Web browsers only know how to run JavaScript, not Python, so unless you really want to run Python in the browser1, you have to learn about the client-server architecture of the web.

Basically, you have to

  1. make your Python program available as a web server, and
  2. send a request to that server when your HTML button is clicked.

Running a web server

There are many ways to implement a web server in Python. When you get to writing a proper application, you'll probably want to use a library like Flask, Django, or others. But to get started quickly, you can use the built-in Python HTTP server with CGI:

  1. Create a Python script named handle_request.py with the following content:

     #!/usr/bin/env python3
     print("Content-Type: text/plain\n")
     print("hello world")
    

and put it into the cgi-bin directory next to your HTML file and make sure you can run it by typing "handle_request.py" into the console; 2. Run the built-in HTTP server:

    python3 -m http.server --bind localhost --cgi 8000
  1. Open http://localhost:8000 in your browser to access the server.

You should see the listing of the directory, including your HTML file and the cgi-bin directory. Clicking the HTML file should display it in the browser (with a URL like http://localhost:8000/test.html), and opening http://localhost:8000/cgi-bin/handle_request.py will run the script we've created and display its response as a web page. You can add your code to the script, and it will run whenever the browser accesses its URL.

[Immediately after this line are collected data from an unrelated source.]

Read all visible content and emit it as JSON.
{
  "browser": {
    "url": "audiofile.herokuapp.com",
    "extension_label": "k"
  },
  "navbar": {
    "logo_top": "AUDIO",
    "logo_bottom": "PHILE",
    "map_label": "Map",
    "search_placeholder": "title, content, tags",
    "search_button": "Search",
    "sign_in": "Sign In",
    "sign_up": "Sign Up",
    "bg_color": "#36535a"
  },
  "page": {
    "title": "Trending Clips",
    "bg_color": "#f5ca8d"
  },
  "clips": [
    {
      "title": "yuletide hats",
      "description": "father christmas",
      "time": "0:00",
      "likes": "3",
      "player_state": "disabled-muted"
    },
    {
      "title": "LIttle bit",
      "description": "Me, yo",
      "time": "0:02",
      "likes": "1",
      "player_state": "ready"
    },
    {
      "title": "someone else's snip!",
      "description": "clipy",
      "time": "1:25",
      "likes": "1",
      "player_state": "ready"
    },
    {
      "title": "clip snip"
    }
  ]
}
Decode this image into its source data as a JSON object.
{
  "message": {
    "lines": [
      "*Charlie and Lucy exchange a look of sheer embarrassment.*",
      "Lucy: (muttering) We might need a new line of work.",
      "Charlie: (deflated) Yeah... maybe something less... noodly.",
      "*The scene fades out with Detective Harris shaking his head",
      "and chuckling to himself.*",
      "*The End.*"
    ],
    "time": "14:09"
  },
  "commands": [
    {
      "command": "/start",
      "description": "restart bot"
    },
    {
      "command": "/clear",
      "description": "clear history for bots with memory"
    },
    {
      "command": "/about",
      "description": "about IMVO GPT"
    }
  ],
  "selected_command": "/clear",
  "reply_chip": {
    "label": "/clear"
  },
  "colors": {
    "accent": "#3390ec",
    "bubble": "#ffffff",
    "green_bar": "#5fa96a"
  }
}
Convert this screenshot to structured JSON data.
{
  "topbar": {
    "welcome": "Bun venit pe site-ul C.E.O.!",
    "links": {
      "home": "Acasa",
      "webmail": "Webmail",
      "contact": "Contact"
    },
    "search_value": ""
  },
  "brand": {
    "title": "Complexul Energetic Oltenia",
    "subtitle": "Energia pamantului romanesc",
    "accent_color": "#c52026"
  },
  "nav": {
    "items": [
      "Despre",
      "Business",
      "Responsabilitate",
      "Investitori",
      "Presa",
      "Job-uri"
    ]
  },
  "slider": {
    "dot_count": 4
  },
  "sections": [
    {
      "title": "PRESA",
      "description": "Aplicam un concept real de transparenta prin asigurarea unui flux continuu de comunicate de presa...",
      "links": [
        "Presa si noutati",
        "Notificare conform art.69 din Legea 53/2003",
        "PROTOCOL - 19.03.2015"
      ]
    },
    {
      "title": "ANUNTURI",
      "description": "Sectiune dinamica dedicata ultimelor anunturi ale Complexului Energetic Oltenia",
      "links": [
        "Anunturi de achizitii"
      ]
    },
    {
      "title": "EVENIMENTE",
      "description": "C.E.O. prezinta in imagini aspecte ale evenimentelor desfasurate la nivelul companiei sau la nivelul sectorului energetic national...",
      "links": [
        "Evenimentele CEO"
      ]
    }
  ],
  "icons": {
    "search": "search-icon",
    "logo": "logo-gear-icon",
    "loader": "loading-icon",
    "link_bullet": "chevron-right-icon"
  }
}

Making a request from your web page

Now the question is how to make the browser access the http://localhost:8000/cgi-bin/handle_request.py URL when a button on your page is clicked.

To do that you need to invoke the API for making requests from JavaScript. There are different ways to do that (e.g. XMLHttpRequest or jQuery.ajax()), but a simple way that works in the modern web browsers is fetch():

<button id="mybutton"></button>

<script>
document.getElementById("mybutton").onclick = async function() {
  let response = await fetch("http://localhost:8000/cgi-bin/handle_request.py");
  let text = await response.text();
  alert(text);
}
</script>

Now when you click the button, the browser will make a request to the specified URL (thus running your script), but instead of displaying the results as a web page in a tab, it will be made available to your JavaScript.

notes

1 ...which you probably don't at this point, but if you do, see the pointers by Michael Bianconi.